Last Saturday, in Surif, south of Hebron, another action of collective olive harvesting was organized. Many volunteers, including local farmers, international activists and a bus of volunteers from Acre, picked olives in burning sunshine. The farmers cultivating the land of Surif, near Hebron, can look back at a continuous and successful struggle for the rights to their land.
Until the seventies the area had been open land only used by farmers for fodder for their animals. Then, one day in 1976 a couple of thousands of settlers gathered to occupy this land. Surif and the surrounding villages immediately gathered in resistance to the occupiers. They resisted the colonization of their land by popular protests and by bringing their case through the Israeli court system. They used any means available to defend their lands and create obstacles for the Israelis to take their land.
Among the forms of resistance is the fact that since then the farmers have been cultivating the land.

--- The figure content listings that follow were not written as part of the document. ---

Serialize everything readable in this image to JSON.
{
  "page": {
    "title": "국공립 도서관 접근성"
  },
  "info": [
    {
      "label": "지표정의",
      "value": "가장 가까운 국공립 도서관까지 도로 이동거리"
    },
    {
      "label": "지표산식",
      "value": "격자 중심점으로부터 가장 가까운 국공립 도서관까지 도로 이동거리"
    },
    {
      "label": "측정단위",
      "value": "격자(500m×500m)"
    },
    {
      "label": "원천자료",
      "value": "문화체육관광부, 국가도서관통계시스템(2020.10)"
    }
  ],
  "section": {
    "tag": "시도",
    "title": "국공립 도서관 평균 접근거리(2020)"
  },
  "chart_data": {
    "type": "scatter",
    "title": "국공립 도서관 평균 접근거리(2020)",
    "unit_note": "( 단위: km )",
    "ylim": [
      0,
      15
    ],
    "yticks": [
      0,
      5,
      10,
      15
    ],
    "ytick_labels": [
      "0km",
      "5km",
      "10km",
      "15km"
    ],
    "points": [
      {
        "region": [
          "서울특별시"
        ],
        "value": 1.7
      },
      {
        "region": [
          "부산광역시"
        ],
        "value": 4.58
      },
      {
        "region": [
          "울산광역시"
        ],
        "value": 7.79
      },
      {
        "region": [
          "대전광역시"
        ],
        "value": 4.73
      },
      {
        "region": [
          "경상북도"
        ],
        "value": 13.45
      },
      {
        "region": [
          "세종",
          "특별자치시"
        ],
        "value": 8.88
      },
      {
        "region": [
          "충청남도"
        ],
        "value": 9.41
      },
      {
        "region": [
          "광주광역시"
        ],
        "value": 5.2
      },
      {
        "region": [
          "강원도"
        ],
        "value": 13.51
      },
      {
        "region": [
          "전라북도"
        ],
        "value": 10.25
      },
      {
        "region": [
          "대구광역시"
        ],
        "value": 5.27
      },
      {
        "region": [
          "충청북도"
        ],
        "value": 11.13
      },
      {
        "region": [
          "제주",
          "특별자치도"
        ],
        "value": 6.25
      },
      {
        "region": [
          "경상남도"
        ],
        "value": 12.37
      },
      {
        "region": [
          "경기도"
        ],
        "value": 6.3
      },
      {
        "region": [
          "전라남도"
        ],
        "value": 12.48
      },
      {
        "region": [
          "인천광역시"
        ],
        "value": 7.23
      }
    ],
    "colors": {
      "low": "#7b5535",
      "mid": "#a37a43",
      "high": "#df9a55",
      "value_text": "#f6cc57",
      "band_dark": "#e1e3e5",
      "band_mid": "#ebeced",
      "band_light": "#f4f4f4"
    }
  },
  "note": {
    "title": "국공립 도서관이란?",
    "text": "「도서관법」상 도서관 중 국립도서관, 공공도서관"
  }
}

The cultivation of land previously used for grazing is a tool to prevent Israel from applying a pseudo-legal tactic for confiscating land. The occupation authorities manipulate a law of the Ottoman era to declare land that for various years is not being cultivated as ‘state land’ or ‘public land’. This in turn facilitates the smokescreen of legality Israel intents to maintain in its illegal claims, confiscation and colonization of Palestinian land.
Nevertheless, five years ago the settlers came again in the night and marked the territory they wanted to colonize. The next morning people from the village removed all the signs and were triggered to increase their presence in the land. With the help from Palestinian organizations water wells and roads were built. This infrastructure encouraged the farmers to continue to cultivate their land. “We are less anxious than before, we feel that we have achieved our goal to keep our land” says one of the local farmers and lawyers. “However, we are always afraid that they will come again. We agree with the Palestinian poet Mahmoud Darwish when he writes ‘There's on this land what is worth living’.”
We need not look far for a not so uplifting story. On the other side of the valley we can see parts of the land that Israel has has declared as confiscated. In the other direction we see the apartheid Wall cutting through the lands. Many farmers have got reduced access to the land they own on the other side of the Wall. For this village in particular this concerns about 500 dunams isolated on the other side. Farmers have only limited access to their olive trees. They are allowed to go to their lands only one week during the olive harvest between from 7 am. to 5 pm. Since it is only the owners of the trees that are given the permission to cross, their harvest is limited to what they are able to do within the time they are given. Through the year they cant look after their trees, and many of them are therefore lost.
This dynamic of ongoing colonization and local resistance is repeated almost all across the West Bank. While Israel clearly has the military upper hand against the Palestinian people’s resilience, this steadfastness and determination to struggle for every inch of land day after day brings new curbs into the Zionist endeavor to cleanse Palestine from its indigenous people to replace it with a settler population.